Fed sticks to rate cut plan - investment implications

Despite rocky inflation, the US Federal Reserve (Fed) is sticking to its plan to cut interest rates this year. As expected, at the meeting on Wednesday, the central bank left its key interest rate at a high level of 5.25 to 5.5% but forecasts three interest rate cuts this year.

“With the Fed re-iterating its intention to cut rates three times this year, starting in June, along with plans to slow the pace of quantitative tightening (QT) in the next few meetings, we expect both front end and back end yields to moderate in the months to come,” said Ray Sharma-Ong, Investment Director of Multi-Asset at abrdn.

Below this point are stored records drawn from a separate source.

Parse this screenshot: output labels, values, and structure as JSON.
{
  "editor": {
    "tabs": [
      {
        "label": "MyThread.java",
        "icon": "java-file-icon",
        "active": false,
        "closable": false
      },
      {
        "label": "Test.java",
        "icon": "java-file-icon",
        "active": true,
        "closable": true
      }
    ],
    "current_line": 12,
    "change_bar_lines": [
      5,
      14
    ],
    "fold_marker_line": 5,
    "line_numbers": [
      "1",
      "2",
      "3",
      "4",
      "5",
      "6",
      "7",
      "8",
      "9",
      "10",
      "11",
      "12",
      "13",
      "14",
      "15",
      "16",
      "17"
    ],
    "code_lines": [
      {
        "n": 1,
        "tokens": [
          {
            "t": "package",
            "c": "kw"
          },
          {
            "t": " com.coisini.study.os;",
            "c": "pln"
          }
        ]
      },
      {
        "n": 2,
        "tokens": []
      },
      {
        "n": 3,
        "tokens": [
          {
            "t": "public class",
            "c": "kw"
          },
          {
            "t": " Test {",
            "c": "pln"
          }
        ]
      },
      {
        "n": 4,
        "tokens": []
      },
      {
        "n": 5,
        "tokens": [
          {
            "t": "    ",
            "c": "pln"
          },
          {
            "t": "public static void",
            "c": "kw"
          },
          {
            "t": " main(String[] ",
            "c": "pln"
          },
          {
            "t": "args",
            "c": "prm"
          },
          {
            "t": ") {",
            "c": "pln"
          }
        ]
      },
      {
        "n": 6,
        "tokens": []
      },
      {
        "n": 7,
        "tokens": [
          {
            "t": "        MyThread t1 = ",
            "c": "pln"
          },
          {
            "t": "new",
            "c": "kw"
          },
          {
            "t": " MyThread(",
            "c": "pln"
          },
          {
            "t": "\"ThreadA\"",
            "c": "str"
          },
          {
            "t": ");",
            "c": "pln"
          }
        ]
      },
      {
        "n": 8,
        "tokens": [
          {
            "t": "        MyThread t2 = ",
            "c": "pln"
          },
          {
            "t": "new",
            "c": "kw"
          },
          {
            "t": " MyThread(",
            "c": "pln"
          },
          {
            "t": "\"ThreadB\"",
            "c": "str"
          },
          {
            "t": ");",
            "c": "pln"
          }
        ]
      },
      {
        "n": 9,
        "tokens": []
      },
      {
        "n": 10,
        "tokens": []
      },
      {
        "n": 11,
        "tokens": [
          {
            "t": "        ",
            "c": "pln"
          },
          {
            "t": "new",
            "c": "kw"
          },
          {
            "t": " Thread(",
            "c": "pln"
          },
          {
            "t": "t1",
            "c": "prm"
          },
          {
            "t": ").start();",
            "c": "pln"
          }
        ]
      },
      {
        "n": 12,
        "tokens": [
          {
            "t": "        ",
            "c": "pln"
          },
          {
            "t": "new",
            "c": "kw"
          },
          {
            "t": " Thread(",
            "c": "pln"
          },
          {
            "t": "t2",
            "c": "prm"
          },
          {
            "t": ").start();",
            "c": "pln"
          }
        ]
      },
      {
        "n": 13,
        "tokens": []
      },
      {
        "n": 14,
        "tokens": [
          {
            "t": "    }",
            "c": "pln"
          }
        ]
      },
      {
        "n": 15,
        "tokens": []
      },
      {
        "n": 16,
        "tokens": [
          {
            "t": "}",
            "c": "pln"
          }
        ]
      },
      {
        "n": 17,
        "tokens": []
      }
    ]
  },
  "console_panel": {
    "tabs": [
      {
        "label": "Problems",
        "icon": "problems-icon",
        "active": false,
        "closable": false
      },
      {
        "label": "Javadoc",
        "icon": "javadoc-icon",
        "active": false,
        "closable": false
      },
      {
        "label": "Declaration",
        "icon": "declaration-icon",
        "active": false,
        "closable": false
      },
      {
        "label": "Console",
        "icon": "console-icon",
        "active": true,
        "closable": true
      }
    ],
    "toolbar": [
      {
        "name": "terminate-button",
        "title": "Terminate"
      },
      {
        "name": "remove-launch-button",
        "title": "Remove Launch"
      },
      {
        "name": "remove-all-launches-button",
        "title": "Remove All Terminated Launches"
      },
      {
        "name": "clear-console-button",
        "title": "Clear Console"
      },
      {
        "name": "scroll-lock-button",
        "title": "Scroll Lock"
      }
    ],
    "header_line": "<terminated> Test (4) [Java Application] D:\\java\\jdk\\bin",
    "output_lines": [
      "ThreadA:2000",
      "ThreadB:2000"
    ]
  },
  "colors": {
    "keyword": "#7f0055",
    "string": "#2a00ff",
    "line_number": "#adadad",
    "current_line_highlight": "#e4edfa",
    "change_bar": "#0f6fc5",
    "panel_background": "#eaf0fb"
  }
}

“With yields having scope to fall further from current levels, we expect higher yielding Asia credit to outperform. In addition to Bonds benefiting from fall in yields, this also benefits long duration equities, and regions with high exposure to Tech stocks. This would favour regions like Korea and Taiwan, and sectors like Asia REITs,” Sharma-Ong forecasts.

“Investors should not be too surprised with today’s announcement,” commented Kerry Craig, Global Market Strategist, J.P. Morgan Asset Management. “So far this year, the data continues to reflect a healthy labour market, good overall economic activity and inflation still on a downtrend, though it could take a bit longer to reach target. Importantly, there is still a clear bias to cut rates from the committee.”

“A moderately stronger US economy and falling rates should be a positive for Asian markets as any additional US demand will support the manufacturing cycle and a market that is still pricing rate cuts should lead moderate US dollar depreciation and easing currency pressures in Asian markets,” Craig opined.

As per BNP Paribas Asset Management (BNPP AM), the Fed’s monetary policy affects other central banks mainly through the exchange rate channel. “Given the divergence in growth momentum between Europe and the US, if the European Central Bank (ECB) cuts rates before the Fed does, the euro could weaken, which would likely constrain the ECB’s pace and frequency of interest rate cuts this year,” says Chi Lo, Senior Market Strategist, Asia Pacific at BNPP AM.